Of course there is a way to fix the courts: legislation can dictate the jurisdiction of courts, and legislatures can appoint new justices to the court, and the legislature is democratically elected.
Of course the latter takes time, as Supreme Court justices are lifetime appointments, but that is the Constitutional process, and that can also be changed if a supermajority vote for a Constitutional amendment.
Your expressions of hatred and disgust toward those who through the Constitutionally legitimate process, became Supreme Court justices, is not a moral argument. It's just a manifestation of the moral superiority complex exhibited by those on the political left who support this subversion of the law.
It doesn’t matter when human life starts: even assuming it started at fertilization, it wouldn’t override other person right to decide about their body. The law doesn’t force you to be a organ donor when it could save someone; this is the same situation.
Like I said - there are no logically valid arguments for abortion ban, other than strictly religious.

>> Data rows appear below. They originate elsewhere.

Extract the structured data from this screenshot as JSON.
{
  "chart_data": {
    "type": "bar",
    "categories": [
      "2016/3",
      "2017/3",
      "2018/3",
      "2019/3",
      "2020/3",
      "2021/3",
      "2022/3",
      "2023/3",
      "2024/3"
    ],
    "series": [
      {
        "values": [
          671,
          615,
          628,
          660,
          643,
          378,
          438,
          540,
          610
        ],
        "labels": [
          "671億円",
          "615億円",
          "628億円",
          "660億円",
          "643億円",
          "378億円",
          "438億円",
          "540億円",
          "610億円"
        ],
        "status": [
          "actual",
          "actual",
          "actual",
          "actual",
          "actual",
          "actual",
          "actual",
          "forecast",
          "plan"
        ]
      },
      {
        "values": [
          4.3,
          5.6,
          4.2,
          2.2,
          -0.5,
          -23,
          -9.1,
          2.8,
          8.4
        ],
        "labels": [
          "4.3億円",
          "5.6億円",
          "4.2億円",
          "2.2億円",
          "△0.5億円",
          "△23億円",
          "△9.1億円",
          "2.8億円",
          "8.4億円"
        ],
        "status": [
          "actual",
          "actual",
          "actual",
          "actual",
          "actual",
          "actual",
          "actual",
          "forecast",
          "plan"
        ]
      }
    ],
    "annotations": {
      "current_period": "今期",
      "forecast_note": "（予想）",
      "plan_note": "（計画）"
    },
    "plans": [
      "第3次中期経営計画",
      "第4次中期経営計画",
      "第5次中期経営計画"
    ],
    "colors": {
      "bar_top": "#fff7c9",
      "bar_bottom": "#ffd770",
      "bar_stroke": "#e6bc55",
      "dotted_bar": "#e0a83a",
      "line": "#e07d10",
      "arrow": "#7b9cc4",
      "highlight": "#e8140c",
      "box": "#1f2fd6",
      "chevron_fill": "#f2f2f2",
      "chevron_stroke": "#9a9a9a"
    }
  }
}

In case you forgot, numerous states forbid people from even going outside their home, and from perusing numerous services if they weren't vaccinated. This was restricting people's bodily autonomy under duress, to theoretically reduce the spread of a virus with a 99.5% infection survival rate. On the basis of prevailing legal norms, an entirely secular argument could absolutely be made for not allowing the eviction of a person from their mother's womb, to their death.
We put mothers and mostly fathers in prison for not providing child support. The latter never even had an option to abort their parental responsibilities the way mothers did during pregnancy. The idea that a non-religious argument against abortion can't exist in light of this is absurd.
>>Like I said - there are no logically valid arguments for abortion ban, other than strictly religious.
Like I said, believing abortion should be prohibited can be an entirely secular belief, your dogmatic denial notwithstanding.
Entering public spaces because you’re potentially dangerous - because you are unvaccinated, are a sex offender, or you’re carrying a weapon - has nothing to do with bodily autonomy.
As for child support - again, nothing to do with bodily autonomy, because the same happens in other directions, for failing to support other family members one is required to, not just one’s children.
You still hadn’t managed to provide even a single secular reason to ban abortion. It’s not that they cannot exist - they perhaps could, but they don’t. “Prevailing legal norms” don’t matter, because they have been largely written to the tune of religious extremists; that’s where churches numerous privileges come from.
So you support leaking Supreme Court draft opinions and prefer leakers not be caught?
You realize the consequences of legitimizing this for the rule of law, right? If the law is only respected and observed when it agrees with one political platform, it's no law at all.